Ganz wesentlich ist zu beachten, dass dem Verantwortlichen (idR der AG), aber auch dem Auftragsverarbeiter, ab dem 25.5.2018 empfindliche Geldstrafen drohen, wenn gegen Datenschutz-Standards der DS-GVO bzw gegen Pflichten gem den auf der Grundlage der Öffnungsklausel des Art 88 Abs 1 DS-GVO erlassenen nationalen Rechtsvorschriften verstoßen wird.* Das bedeutet gegenständlich zum einen, dass künftig bestimmte Datenverarbeitungen des AG im Beschäftigungskontext, die entgegen § 96 Abs 1 Z 3 oder § 96a Abs 1 Z 1 ArbVG ohne eine entsprechende BV als notwendige (betriebsverfassungsrechtliche und gleichzeitig datenschutzrechtliche) Legitimationsgrundlage betrieben werden, insb Mitarbeiterüberwachungen,17in Folge § 11 Satz 1 DSG 2018 mit einer entsprechenden Sanktion bedroht sein werden.* Zum anderen würden Verstöße gegen datenschutzrechtliche Pflichten des AG, die in „europarechtlich qualifizierten“ Kollektivvereinbarungen, insb Betriebsvereinbarungen, enthalten sind (zB das Verbot heimlicher Überwachungen oder bestimmte Verwertungsverbote), zu dieser Strafbarkeit führen.

8.
Resümee

Man sollte die DS-GVO nicht als lästigen bürokratischen Mehraufwand sehen, da sie den höchst notwendigen Anstoß setzt, die digitale Transformation unserer gesamten Gesellschaft und insb auch der Arbeitswelt, die von den unbändigen Leistungskräften neuer Technologien angetrieben wird, in Bahnen zu lenken, die es beitragsgegenständlich Beschäftigten auch im digitalen Zeitalter erlauben, Rechtsstaatlichkeit, Betriebsdemokratie und Grundrechtsschutz am Arbeitsplatz zu erfahren.

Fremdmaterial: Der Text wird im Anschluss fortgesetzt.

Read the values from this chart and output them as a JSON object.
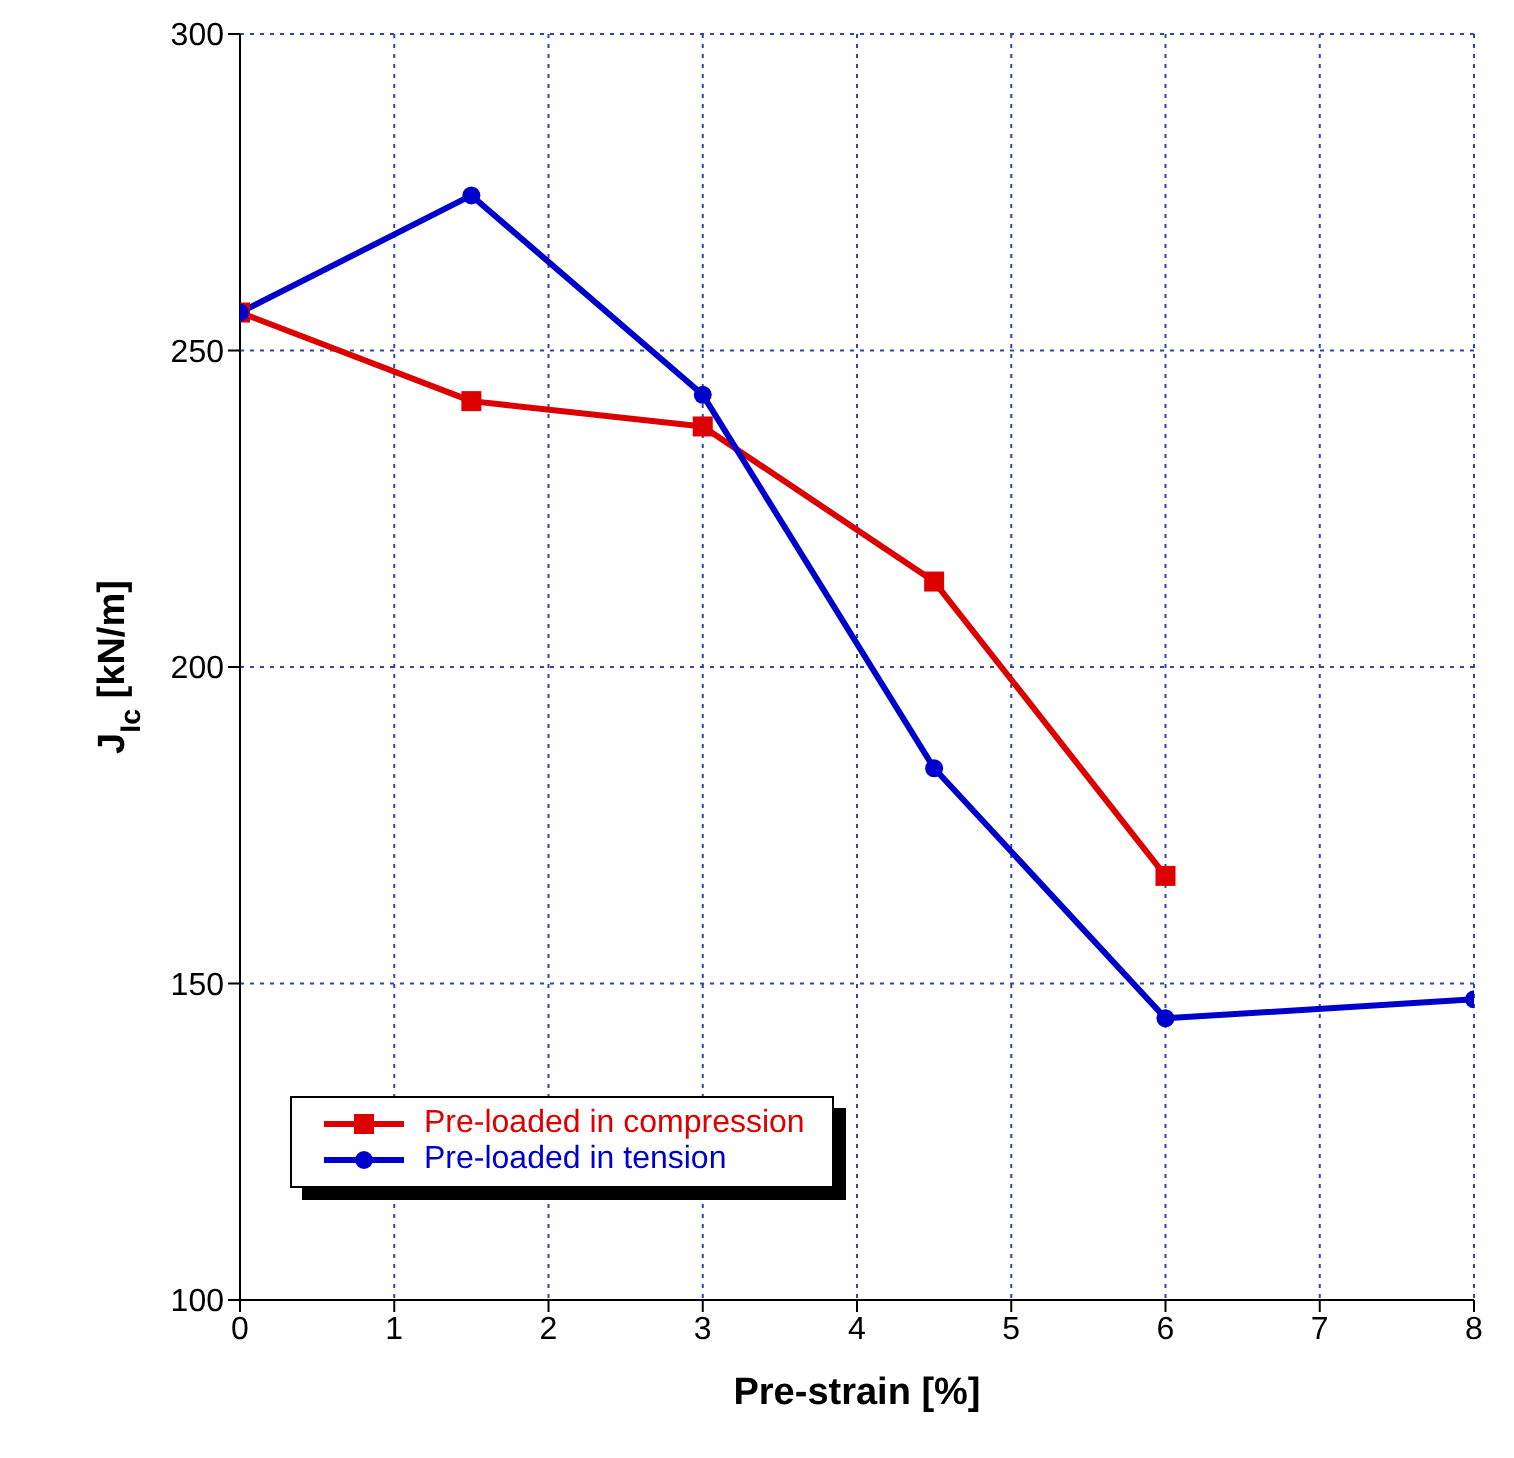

Betriebsbezogen sollte man vielmehr die Chancen des neuen Datenschutz-Rechtsrahmens begreifen und nutzen: Für Betriebsräte tun sich sowohl neue Möglichkeiten der Mitbestimmung (insb hinsichtlich Risikobewertungen iVm Datenschutz-Folgenabschätzungen) als auch neue effektive Durchsetzungsmechanismen (insb Beweisverwertungsverbote) auf; für AG bieten sich organisatorische Erleichterungsmöglichkeiten durch entsprechende Regelungsspielräume an (zB der Wegfall zusätzlicher persönlichkeitsrechtlicher Einwilligungserklärungen von Beschäftigten oder Erleichterungen bei konzerninternen Übermittlungen von Beschäftigtendaten).